23 Mar 2012, 10:54 AM
I am using the Sliding Pager grid and want to turn one column into links. Bascially, there are about ten items repeated many many times and what I want to do is, when you click on each item a new page to open up.

// register model
Ext.define('TEST', {
extend: 'Ext.data.Model',
idProperty: 'company',
fields: [
{name: 'company'},
{name: 'category', type: 'text'},
{name: 'something', type: 'text'},
{name: 'something', type: 'number'},
{name: 'something', type: 'text'},
{name: 'something', type: 'text'},
{name:'first', url:'http://cnn.com'}..........
// create the Grid
var grid = Ext.createWidget('gridpanel', {
store: store,
columns: [{
text: 'Company',
sortable: true,
dataIndex: 'company',
flex: 1,
width: 130,
renderer: function (val, meta, record) {
return '<a href="' + record.data.Link + '">' + val + '</a>';

The items in the columns turn into a hyperlink.
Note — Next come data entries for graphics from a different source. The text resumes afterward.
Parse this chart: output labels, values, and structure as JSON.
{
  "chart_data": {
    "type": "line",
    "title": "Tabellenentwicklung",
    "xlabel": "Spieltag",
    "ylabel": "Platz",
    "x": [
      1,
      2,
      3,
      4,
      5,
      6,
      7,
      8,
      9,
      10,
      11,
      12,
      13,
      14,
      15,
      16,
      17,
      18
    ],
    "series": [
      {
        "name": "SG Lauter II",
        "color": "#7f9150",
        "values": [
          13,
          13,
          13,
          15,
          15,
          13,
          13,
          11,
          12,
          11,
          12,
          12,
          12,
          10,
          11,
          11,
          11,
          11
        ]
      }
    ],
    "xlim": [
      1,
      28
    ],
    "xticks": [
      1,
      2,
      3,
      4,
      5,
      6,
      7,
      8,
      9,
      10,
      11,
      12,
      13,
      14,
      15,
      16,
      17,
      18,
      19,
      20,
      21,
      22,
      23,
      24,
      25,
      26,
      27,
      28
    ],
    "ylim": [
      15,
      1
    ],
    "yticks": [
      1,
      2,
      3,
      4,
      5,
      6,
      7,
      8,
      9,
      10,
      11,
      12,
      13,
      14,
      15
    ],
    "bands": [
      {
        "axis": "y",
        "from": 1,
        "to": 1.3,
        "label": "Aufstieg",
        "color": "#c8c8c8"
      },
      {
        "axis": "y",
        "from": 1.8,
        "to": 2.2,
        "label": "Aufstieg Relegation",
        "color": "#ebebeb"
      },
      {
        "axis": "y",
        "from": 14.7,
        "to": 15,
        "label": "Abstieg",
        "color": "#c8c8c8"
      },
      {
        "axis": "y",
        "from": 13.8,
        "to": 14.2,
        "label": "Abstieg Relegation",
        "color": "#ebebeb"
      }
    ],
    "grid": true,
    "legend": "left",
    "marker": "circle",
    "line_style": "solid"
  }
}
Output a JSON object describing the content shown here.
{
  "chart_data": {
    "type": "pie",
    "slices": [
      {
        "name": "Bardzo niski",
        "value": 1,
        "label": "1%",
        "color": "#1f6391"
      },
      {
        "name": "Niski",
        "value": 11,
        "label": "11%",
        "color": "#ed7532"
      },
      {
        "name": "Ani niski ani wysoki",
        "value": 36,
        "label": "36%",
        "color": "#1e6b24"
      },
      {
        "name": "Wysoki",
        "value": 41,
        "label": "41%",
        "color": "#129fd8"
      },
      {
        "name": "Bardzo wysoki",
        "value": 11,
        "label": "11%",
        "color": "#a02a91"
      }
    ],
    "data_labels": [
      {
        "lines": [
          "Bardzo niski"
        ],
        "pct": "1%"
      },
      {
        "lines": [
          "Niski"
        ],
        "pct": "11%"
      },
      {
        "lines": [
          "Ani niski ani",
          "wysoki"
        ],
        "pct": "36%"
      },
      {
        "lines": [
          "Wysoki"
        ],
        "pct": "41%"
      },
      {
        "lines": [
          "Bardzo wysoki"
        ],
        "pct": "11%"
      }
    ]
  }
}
I get undefined error when I click on the link.
What am I doing wrong? What is the proper way of declaring the site? Is there anything else I am missing.

23 Mar 2012, 12:24 PM
Are you capturing the anchor tag click?

23 Mar 2012, 12:51 PM
I can't find any info on the "anchor tag" in the API or in this forum that is useful.
I have no clue how to use it. I am assuming company would be my anchor tag (if it means my "main" column) and I have tried adding it like so
return '<a href="' + company+ '">' + val + '</a>';and this does not work. Can someone please provide an example as I dont see any documentation on this topic?

23 Mar 2012, 1:39 PM
I know the record.data.company will give me the comany id but when I use first which is the url's id, it does not work. What is the correct way of assigning the url in the definining model stage?